Second stage: $$y_i = \gamma_1 + \alpha_1 \hat x_i + \gamma_2 w_i + \gamma_3 \mathbf{X} + e_i$$

Then I thought I must have understood something wrong, because this seems kind of weird. But now I read a paper - Nizalova, Murtazashvili (2014) - (https://www.degruyter.com/document/doi/10.1515/jem-2013-0012/html) that explains why interaction effects of one exogenous and one endogenous variable are still consistent.

And another paper - Bun, Harrison (2019) - (https://www.tandfonline.com/doi/full/10.1080/07474938.2018.1427486) that argues similarly: specifically they write:

... we have that, even if we have an endogenous regressor x, the OLS estimator of the ceofficient $\beta_{xw}$ is consistent and standard heteroskeasticity-robust OLS inference applies.


... we show that endogeneity bias can be reduced to zero for the OLS estimator as far as the interaction term is concerned.

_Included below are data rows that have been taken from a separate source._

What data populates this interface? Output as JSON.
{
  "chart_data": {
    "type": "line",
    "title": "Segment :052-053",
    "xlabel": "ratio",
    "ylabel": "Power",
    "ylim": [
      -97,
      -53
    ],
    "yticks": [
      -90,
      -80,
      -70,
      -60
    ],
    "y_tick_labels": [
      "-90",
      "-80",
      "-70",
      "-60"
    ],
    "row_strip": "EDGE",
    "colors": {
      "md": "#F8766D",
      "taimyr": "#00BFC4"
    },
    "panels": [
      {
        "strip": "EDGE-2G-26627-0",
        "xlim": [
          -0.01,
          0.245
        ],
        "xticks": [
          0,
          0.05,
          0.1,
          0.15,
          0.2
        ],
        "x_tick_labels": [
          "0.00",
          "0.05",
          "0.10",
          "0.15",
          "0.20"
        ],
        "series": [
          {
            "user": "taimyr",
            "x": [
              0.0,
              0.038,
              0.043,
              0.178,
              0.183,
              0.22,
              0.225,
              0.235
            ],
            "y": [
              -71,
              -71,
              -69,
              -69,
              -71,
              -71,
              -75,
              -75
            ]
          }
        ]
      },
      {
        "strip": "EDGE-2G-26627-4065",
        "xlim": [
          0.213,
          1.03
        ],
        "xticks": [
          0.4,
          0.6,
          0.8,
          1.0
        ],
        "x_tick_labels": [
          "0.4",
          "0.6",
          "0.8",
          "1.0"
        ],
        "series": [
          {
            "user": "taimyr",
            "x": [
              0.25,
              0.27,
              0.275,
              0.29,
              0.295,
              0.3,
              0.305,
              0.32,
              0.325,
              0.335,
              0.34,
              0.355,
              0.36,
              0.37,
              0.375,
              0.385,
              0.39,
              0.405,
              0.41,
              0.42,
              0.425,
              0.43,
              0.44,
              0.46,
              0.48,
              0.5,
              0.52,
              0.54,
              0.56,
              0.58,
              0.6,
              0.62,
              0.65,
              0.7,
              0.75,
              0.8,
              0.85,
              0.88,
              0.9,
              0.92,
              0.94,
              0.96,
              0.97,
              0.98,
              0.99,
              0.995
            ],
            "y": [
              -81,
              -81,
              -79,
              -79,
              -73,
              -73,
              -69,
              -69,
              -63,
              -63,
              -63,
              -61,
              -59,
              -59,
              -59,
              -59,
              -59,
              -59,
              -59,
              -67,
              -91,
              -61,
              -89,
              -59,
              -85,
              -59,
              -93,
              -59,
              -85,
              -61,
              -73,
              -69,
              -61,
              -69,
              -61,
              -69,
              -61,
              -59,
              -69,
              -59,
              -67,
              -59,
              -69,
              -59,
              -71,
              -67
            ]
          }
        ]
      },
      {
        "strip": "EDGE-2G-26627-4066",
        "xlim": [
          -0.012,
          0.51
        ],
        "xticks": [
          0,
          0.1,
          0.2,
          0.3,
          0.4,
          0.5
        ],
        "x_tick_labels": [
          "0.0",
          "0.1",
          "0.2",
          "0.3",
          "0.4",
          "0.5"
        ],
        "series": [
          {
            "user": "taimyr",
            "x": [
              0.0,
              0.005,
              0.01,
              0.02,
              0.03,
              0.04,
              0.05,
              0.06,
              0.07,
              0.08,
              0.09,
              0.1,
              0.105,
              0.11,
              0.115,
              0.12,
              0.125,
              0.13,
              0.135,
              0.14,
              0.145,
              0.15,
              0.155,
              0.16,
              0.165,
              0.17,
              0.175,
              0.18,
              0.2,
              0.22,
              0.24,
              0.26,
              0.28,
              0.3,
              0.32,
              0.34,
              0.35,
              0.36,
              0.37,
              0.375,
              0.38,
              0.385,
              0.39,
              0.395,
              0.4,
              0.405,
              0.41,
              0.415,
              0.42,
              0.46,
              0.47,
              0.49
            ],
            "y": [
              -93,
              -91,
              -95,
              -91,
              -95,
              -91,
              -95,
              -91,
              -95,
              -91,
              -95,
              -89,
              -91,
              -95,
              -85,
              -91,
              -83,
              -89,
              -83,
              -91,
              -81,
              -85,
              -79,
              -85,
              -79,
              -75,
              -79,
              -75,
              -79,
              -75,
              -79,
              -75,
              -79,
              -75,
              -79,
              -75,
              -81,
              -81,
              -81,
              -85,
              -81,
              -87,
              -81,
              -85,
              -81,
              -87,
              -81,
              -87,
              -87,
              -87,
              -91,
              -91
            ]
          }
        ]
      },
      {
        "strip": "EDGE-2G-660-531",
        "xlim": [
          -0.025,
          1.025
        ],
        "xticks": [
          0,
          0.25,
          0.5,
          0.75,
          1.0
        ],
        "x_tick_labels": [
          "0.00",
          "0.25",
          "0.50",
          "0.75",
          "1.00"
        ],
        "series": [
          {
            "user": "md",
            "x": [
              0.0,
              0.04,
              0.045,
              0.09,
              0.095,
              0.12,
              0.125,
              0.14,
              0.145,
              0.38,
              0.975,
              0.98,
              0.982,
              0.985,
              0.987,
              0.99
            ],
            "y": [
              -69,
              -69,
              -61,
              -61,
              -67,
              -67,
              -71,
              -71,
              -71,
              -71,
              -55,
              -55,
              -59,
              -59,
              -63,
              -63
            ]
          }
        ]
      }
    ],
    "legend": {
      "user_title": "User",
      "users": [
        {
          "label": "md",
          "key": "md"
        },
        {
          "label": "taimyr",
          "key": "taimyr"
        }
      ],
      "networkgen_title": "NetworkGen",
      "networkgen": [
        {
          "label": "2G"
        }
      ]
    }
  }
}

Does this mean what I outlined above works? I.e. the interaction term is not endogenous (wrt to $y_i$) eventhough $W_i$ is?


1 Answer 1


Had a quick read of section 2 of Bun and Harrison (2019). I am not sure what they show is what you are claiming (i.e., want to do).

First and foremost, they do not assume that $w_i$ is endogenous (see discussion before equation 1 and Assumption 1 where their error term $u_i$ refers to your $\epsilon_i$). Saying that $w_i$ is correlated with $\epsilon_i$ violates the exclusion restriction.

Second, their parameter of interest is the coefficient on the interaction between $x_i$ and $w_i$.

They discuss different IV strategies that rely on different assumptions: (i) identification through structural form, (ii) identification through heteroskedasticity.

They abstract away from both by using assumptions 2b (linear reduced form) and 2c (homoskedastic reduced form error).

Then they show in Lemma 1 and Propostion that using their model in equation 1 (which is the main regression and includes $w_i$) and assumptions 2b-2c, the OLS estimator $\beta_{xw}$ is consistent and standard robust SE. That is, you don't need instruments to estimate $\beta_{xw}$ as long as your main regression is like their equation (1) and you satisfy assumptions 2b and 2c (see above).

Most importantly, they do not import another endogenous variable to use in a first stage.

I hope this helps.

Edit 1: If I were you, I would contact your advisor again to clarrify.